BLITZER: I was going to say you could still see these very little crowds in New York and Boston that have gathered for the 16th night of protests around the country.

Let me follow up a Professor Golf, 12 cities now, including Minneapolis have moved to ban choke holes since George Floyd's death. And today the Minneapolis police chief ended contract negotiations with the police union. There -- how far will that go in addressing some of these problems?

GOFF: New York had banned a chokehold when Eric Garner was killed with a chokehold. There were restrictions on how to use force in Cleveland when Tamir Rice was shot.

Again, policies are great, especially in places like Minneapolis, where you have a chief who says I'm going to fire you the next day as soon as I see evidence, that, I know it is insufficient for the life of George Floyd, but that is an improvement.

But policies are not sufficient. Law enforcement policy, if it doesn't change law enforcement culture isn't going to get us where we need to go and none of it, none of it is to efficient communities the authority and the resources to say we won't need police because we can take care of ourselves the way they've been doing in the suburbs for generations.

[17:15:09]

BLITZER: You know Kamau, in terms of the broader cultural impact that we're seeing unfold here in the United States right now, NASCAR you just heard now banning the display of Confederate flags. The reality TV show cops has now been cancelled HBO Max, our sister company has pulled "Gone with the Wind" from its library at least temporarily. Many businesses are cutting ties with racists employees and pledging more diverse hiring. What do you make of these waves being made right now beyond just policing?

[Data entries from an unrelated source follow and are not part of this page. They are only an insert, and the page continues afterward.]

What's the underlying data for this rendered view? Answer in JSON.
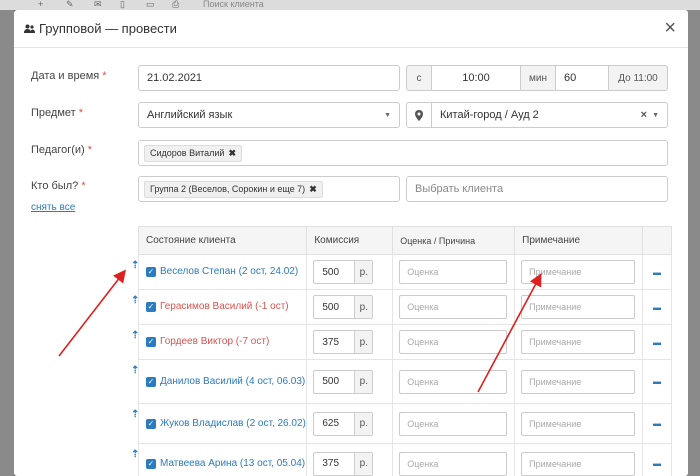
{
  "background": {
    "search_text": "Поиск клиента"
  },
  "modal": {
    "title": "Групповой — провести",
    "close_symbol": "×"
  },
  "form": {
    "datetime": {
      "label": "Дата и время",
      "required": "*",
      "date": "21.02.2021",
      "from_label": "с",
      "time": "10:00",
      "min_label": "мин",
      "minutes": "60",
      "until": "До 11:00"
    },
    "subject": {
      "label": "Предмет",
      "required": "*",
      "value": "Английский язык",
      "location": "Китай-город / Ауд 2"
    },
    "teacher": {
      "label": "Педагог(и)",
      "required": "*",
      "tag": "Сидоров Виталий"
    },
    "attendees": {
      "label": "Кто был?",
      "required": "*",
      "tag": "Группа 2 (Веселов, Сорокин и еще 7)",
      "client_placeholder": "Выбрать клиента",
      "clear_all": "снять все"
    }
  },
  "table": {
    "headers": [
      "Состояние клиента",
      "Комиссия",
      "Оценка / Причина",
      "Примечание"
    ],
    "currency": "р.",
    "grade_placeholder": "Оценка",
    "note_placeholder": "Примечание",
    "rows": [
      {
        "name": "Веселов Степан (2 ост, 24.02)",
        "color": "#2a7bbf",
        "commission": "500"
      },
      {
        "name": "Герасимов Василий (-1 ост)",
        "color": "#d9534f",
        "commission": "500"
      },
      {
        "name": "Гордеев Виктор (-7 ост)",
        "color": "#d9534f",
        "commission": "375"
      },
      {
        "name": "Данилов Василий (4 ост, 06.03)",
        "color": "#2a7bbf",
        "commission": "500"
      },
      {
        "name": "Жуков Владислав (2 ост, 26.02)",
        "color": "#2a7bbf",
        "commission": "625"
      },
      {
        "name": "Матвеева Арина (13 ост, 05.04)",
        "color": "#2a7bbf",
        "commission": "375"
      }
    ]
  },
  "colors": {
    "accent": "#2a7bbf",
    "danger": "#d9534f",
    "annotation": "#e02020"
  },
  "icons": {
    "title": "users-icon",
    "location": "map-pin-icon",
    "row_move": "arrow-up-icon",
    "remove": "minus-icon",
    "clear": "clear-x-icon",
    "dropdown": "chevron-down-icon"
  }
}
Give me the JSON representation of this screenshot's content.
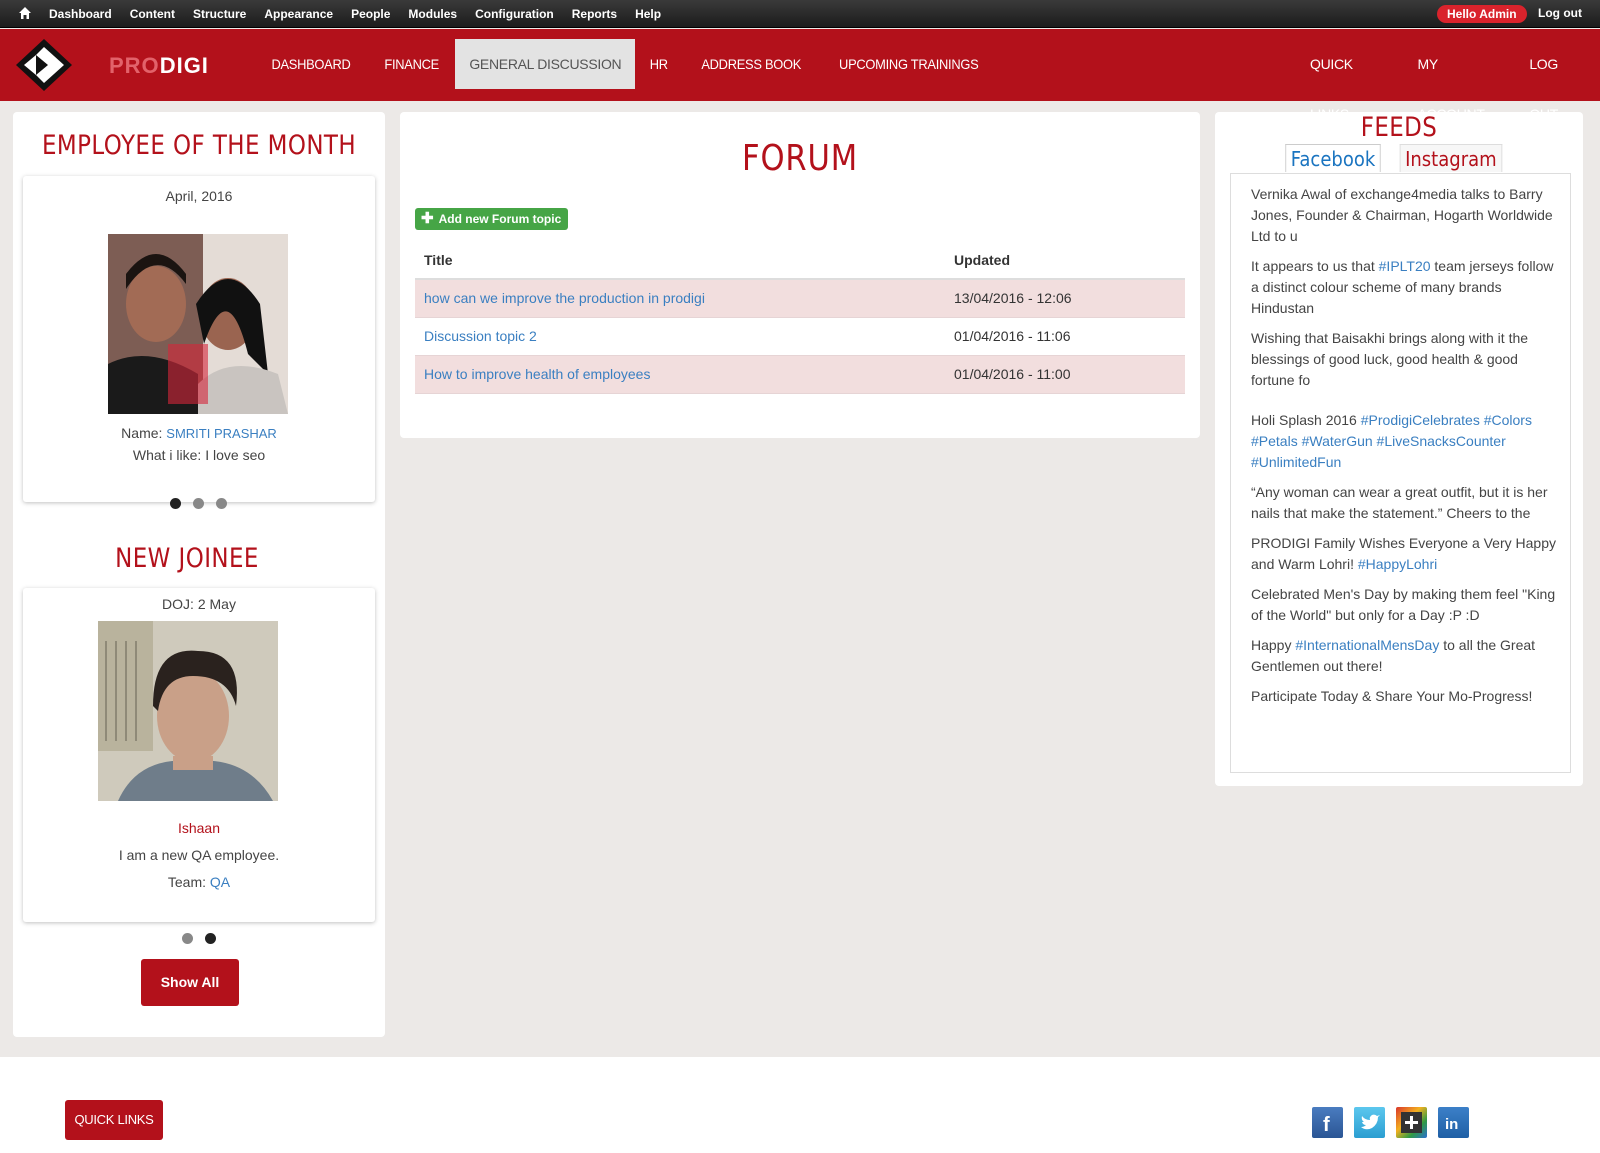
{
  "admin_bar": {
    "menu": [
      "Dashboard",
      "Content",
      "Structure",
      "Appearance",
      "People",
      "Modules",
      "Configuration",
      "Reports",
      "Help"
    ],
    "hello_prefix": "Hello ",
    "hello_user": "Admin",
    "logout": "Log out"
  },
  "brand": {
    "pro": "PRO",
    "digi": "DIGI"
  },
  "nav": {
    "items": [
      "DASHBOARD",
      "FINANCE",
      "GENERAL DISCUSSION",
      "HR",
      "ADDRESS BOOK",
      "UPCOMING TRAININGS"
    ],
    "active": "GENERAL DISCUSSION",
    "right": [
      "QUICK LINKS",
      "MY ACCOUNT",
      "LOG OUT"
    ]
  },
  "employee_of_month": {
    "title": "EMPLOYEE OF THE MONTH",
    "date": "April, 2016",
    "name_label": "Name: ",
    "name": "SMRITI PRASHAR",
    "like": "What i like: I love seo"
  },
  "new_joinee": {
    "title": "NEW JOINEE",
    "doj": "DOJ: 2 May",
    "name": "Ishaan",
    "desc": "I am a new QA employee.",
    "team_label": "Team: ",
    "team": "QA",
    "show_all": "Show All"
  },
  "forum": {
    "title": "FORUM",
    "add_button": "Add new Forum topic",
    "columns": [
      "Title",
      "Updated"
    ],
    "rows": [
      {
        "title": "how can we improve the production in prodigi",
        "updated": "13/04/2016 - 12:06"
      },
      {
        "title": "Discussion topic 2",
        "updated": "01/04/2016 - 11:06"
      },
      {
        "title": "How to improve health of employees",
        "updated": "01/04/2016 - 11:00"
      }
    ]
  },
  "feeds": {
    "title": "FEEDS",
    "tabs": [
      "Facebook",
      "Instagram"
    ],
    "items": [
      {
        "text": "Vernika Awal of exchange4media talks to Barry Jones, Founder & Chairman, Hogarth Worldwide Ltd to u"
      },
      {
        "pre": "It appears to us that ",
        "tag": "#IPLT20",
        "post": " team jerseys follow a distinct colour scheme of many brands Hindustan"
      },
      {
        "text": "Wishing that Baisakhi brings along with it the blessings of good luck, good health & good fortune fo"
      },
      {
        "pre": "Holi Splash 2016 ",
        "tag": "#ProdigiCelebrates #Colors #Petals #WaterGun #LiveSnacksCounter #UnlimitedFun",
        "post": ""
      },
      {
        "text": "“Any woman can wear a great outfit, but it is her nails that make the statement.” Cheers to the"
      },
      {
        "pre": "PRODIGI Family Wishes Everyone a Very Happy and Warm Lohri! ",
        "tag": "#HappyLohri",
        "post": ""
      },
      {
        "text": "Celebrated Men's Day by making them feel \"King of the World\" but only for a Day :P :D"
      },
      {
        "pre": "Happy ",
        "tag": "#InternationalMensDay",
        "post": " to all the Great Gentlemen out there!"
      },
      {
        "text": "Participate Today & Share Your Mo-Progress!"
      }
    ]
  },
  "footer": {
    "quick_links": "QUICK LINKS",
    "social": [
      "facebook-icon",
      "twitter-icon",
      "google-plus-icon",
      "linkedin-icon"
    ]
  },
  "colors": {
    "brand_red": "#b3111b",
    "link": "#3a7fc1",
    "row_highlight": "#f2dede",
    "green": "#46a546"
  }
}
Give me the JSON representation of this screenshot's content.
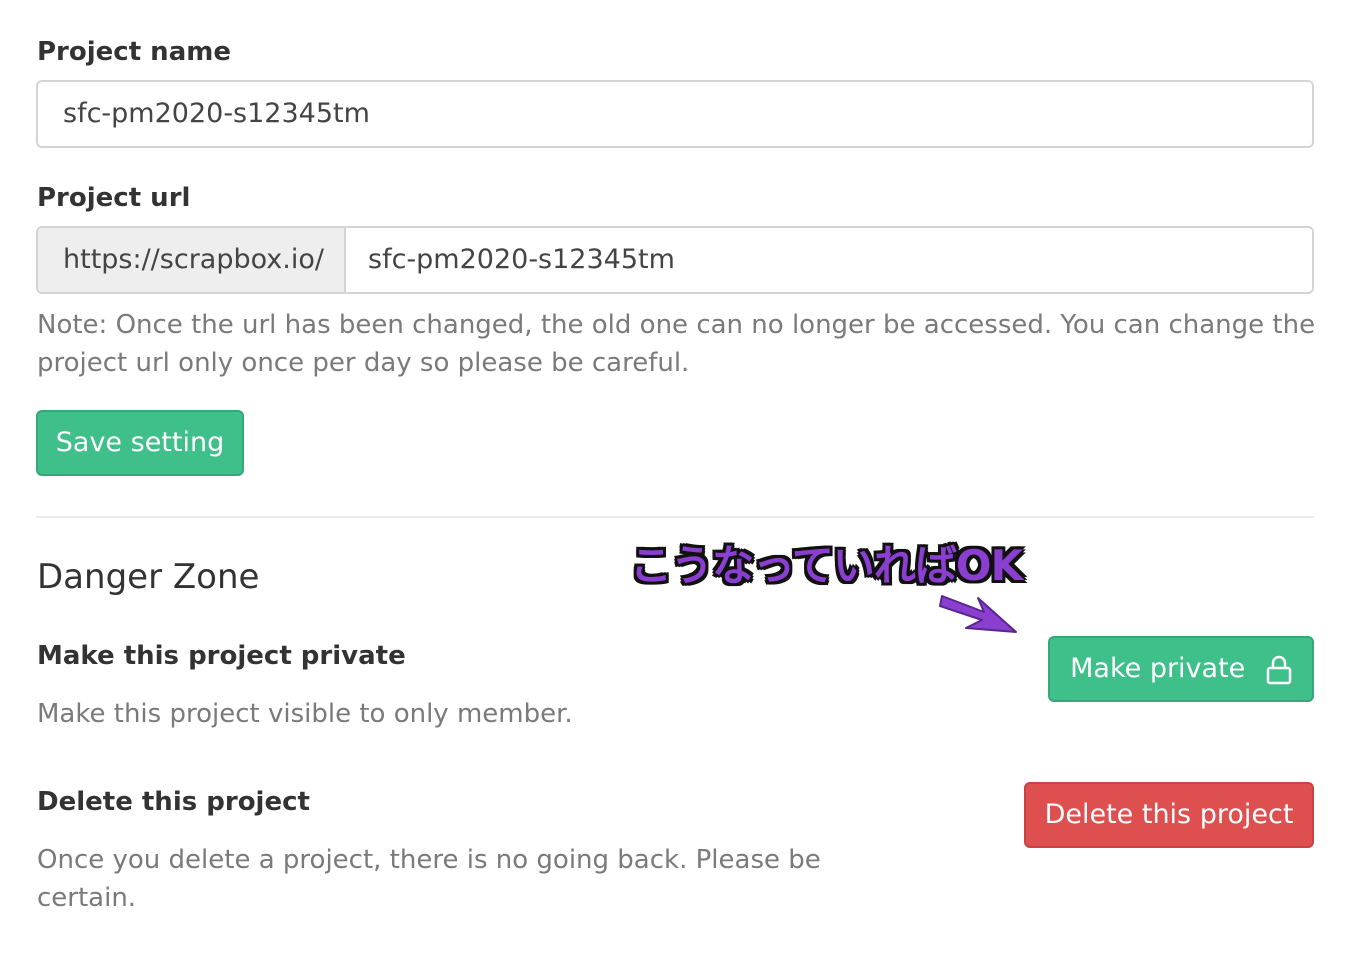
{
  "project_name": {
    "label": "Project name",
    "value": "sfc-pm2020-s12345tm"
  },
  "project_url": {
    "label": "Project url",
    "prefix": "https://scrapbox.io/",
    "value": "sfc-pm2020-s12345tm",
    "note": "Note: Once the url has been changed, the old one can no longer be accessed. You can change the project url only once per day so please be careful."
  },
  "save_button": {
    "label": "Save setting"
  },
  "danger_zone": {
    "title": "Danger Zone",
    "annotation": "こうなっていればOK",
    "make_private": {
      "title": "Make this project private",
      "description": "Make this project visible to only member.",
      "button_label": "Make private",
      "button_icon": "lock-icon"
    },
    "delete_project": {
      "title": "Delete this project",
      "description": "Once you delete a project, there is no going back. Please be certain.",
      "button_label": "Delete this project"
    }
  },
  "colors": {
    "primary_green": "#3fbf8a",
    "danger_red": "#de4f4f",
    "annotation_purple": "#8b3fd0"
  }
}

BELL: I mean, I think some of this stuff is window dressing, you know, until we change the culture until we change the structure and institutions of America. And it's still a system of white supremacy.

So I think that like if you want to see "Gone with the Wind," then go see "Gone with the Wind." I don't know who's really watching "Gone with the Wind" right now, but good luck to you. And they got a lot of money out of cops (ph) before they pulled it. I didn't know cops was still on. So to me, this is not some sort of brave statement. Tell me, what does this look like in a year if black people still like the police don't have their backs and our policing in our community as well? If we're still aren't not well represented among the top levels of companies, then all of this is window dressing.

BLITZER: Kamau Bell and Philip Goff, thanks very much for joining us, appreciate it very much.

Up next, the White House under lots of pressure right now when it comes to police reform as it works on its own proposals. Plus the growing push to remove Confederate monuments across the United States. We'll update you on that much more when we come back.

(COMMERCIAL BREAK)

[17:20:55]

BLITZER: Take a look at this so you can see the protests are still continuing here in the United States

In Boston, large numbers of people are marching right now in the streets of Boston in New York City. Similarly, they're marching in New York. They're protesting. This is the 16th night of protests underway right now here in the United States. We'll stay on top of those protests.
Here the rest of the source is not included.